Meclis mahkeme mi ki adam yargılasın?

Meclis araştırma, soruşturma yapar ama yargılamaz kimseyi. Yargılama yargının işidir. Kemal Alemdaroğlu bunu bilmez mi? Bilir elbet, ama “ucuz kahramanlık” nasıl olsun?

Atalar “şıracının şahidi bozacı” demişler. Kemal Alemdaroğlu bunu söyleyince mahkeme salonundan bir alkış kopmuş. Mahkeme salonu değil de sanki tiyatro salonu. “Bu pervasızlık da nerden?” demeyin, dedik ya “ucuz kahramanlıktan”. Hala bir atlı prens mi beklerler, yoksa ölüp gitseler de dik mi tutarlar? Allah nasip eder de suçları yüzlerine okunursa, gerçek kahramanlığı o zaman göreceğiz inşallah.

Tarihin her devrinde hak ve halk düşmanları olmuştur. Hakikat savaşçıları da daima var olagelmiş ve bunlarla savaşmışlardır. Zafer ise Allah katındadır ve onu hak edenlere verir.

Kimler zaferi hak eder? Zaferi hak etmek nasıl olur?

Kitaplık bir konu. Nitekim biz uzunca bir zaman önce bunun kitabını yazmıştık. Bu günlerde “Hak Batıl Savaşında Zafer Şartları” diye matbaaya verdik. İnşallah yakın bir zamanda çıkar da okuyucusuyla buluşur.
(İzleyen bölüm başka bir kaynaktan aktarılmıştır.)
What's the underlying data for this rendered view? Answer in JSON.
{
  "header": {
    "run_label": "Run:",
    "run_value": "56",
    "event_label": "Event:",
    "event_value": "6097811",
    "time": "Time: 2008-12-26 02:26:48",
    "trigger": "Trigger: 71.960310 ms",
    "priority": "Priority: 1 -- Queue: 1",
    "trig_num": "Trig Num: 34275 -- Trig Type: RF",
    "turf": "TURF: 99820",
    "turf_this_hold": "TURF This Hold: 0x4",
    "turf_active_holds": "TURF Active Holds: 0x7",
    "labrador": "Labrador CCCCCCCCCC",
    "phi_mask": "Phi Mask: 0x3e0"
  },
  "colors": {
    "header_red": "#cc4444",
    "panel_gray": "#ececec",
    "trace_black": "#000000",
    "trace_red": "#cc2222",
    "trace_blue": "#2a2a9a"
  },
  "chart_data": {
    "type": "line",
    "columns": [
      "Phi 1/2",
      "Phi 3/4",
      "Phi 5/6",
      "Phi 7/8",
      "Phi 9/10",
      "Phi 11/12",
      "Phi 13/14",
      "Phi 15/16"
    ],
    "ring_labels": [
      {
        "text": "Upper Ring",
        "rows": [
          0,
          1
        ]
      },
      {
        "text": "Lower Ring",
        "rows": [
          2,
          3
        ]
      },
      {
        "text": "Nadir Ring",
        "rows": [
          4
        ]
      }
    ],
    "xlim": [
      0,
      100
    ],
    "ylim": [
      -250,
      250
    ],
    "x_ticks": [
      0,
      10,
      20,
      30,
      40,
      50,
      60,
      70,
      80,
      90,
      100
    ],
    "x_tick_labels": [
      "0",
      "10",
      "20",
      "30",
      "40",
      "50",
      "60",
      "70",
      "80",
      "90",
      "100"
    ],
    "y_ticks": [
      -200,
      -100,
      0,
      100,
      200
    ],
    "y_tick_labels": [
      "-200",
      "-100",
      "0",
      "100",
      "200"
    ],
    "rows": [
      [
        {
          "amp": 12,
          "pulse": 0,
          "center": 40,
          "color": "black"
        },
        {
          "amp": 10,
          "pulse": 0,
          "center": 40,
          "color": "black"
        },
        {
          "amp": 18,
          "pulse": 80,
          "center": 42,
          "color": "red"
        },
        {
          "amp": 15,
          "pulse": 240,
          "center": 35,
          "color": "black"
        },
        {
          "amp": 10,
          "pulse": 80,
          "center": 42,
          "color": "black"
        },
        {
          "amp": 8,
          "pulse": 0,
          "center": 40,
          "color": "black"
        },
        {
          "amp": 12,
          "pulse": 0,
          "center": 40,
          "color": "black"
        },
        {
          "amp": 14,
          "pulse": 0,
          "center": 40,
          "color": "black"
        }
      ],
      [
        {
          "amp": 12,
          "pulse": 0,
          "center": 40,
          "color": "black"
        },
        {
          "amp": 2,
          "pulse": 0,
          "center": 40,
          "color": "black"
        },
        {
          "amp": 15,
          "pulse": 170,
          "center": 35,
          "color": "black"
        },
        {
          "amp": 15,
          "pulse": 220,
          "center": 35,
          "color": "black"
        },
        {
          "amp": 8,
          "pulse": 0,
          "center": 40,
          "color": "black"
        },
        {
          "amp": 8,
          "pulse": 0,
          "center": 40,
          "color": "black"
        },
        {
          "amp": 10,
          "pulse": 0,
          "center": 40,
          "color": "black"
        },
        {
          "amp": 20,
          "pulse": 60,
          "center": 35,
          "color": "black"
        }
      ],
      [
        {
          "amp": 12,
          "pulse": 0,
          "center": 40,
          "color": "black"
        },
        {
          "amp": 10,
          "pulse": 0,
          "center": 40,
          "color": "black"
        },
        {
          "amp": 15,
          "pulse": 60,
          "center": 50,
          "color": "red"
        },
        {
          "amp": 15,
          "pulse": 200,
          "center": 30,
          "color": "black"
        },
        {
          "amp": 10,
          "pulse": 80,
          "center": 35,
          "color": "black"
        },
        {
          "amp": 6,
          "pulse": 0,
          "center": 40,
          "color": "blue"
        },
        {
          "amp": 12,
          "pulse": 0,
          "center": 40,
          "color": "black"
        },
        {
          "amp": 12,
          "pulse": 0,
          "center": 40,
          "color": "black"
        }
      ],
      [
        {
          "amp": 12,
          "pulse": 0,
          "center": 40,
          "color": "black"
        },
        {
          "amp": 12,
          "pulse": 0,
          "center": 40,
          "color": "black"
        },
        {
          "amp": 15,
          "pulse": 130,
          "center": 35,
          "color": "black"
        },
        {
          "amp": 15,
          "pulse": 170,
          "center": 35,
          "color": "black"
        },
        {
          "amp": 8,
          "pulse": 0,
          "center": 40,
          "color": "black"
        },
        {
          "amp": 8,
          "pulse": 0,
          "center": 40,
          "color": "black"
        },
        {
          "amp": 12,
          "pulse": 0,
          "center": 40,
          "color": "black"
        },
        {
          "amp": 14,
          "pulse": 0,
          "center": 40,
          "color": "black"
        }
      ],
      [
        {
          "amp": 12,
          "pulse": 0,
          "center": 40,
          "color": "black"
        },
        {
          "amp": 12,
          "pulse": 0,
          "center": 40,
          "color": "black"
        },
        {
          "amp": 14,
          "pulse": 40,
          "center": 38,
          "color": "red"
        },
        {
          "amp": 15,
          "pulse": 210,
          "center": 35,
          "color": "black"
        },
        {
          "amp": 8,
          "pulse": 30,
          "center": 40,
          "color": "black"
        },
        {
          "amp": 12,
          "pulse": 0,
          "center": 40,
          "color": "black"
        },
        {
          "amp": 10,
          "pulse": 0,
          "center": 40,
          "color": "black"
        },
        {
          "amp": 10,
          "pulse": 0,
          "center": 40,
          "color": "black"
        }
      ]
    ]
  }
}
Şimdi burada “alkışlama” sözü geçince birden dilime çok sevdiğim Mehmet Akif’in o güzel mısraları düştü. Bir şiirinde ne güzel diyordu merhum:

“Tükürün millete alçakça vuran darbelere,
Tükürün onlara alkış dağıtan kahpelere…”

Bu şiiri yeniden baştan sona bir kere daha okumanızı tavsiye ederim. Orada daha başkaları için de “yüzlerine tükürün” diyordu. Onların kim olduklarını hatırlamayanlar varsa, Müslümanların başucu kitaplarından biri olan “Safahat”tan bu şiiri mutlaka okumalıdır.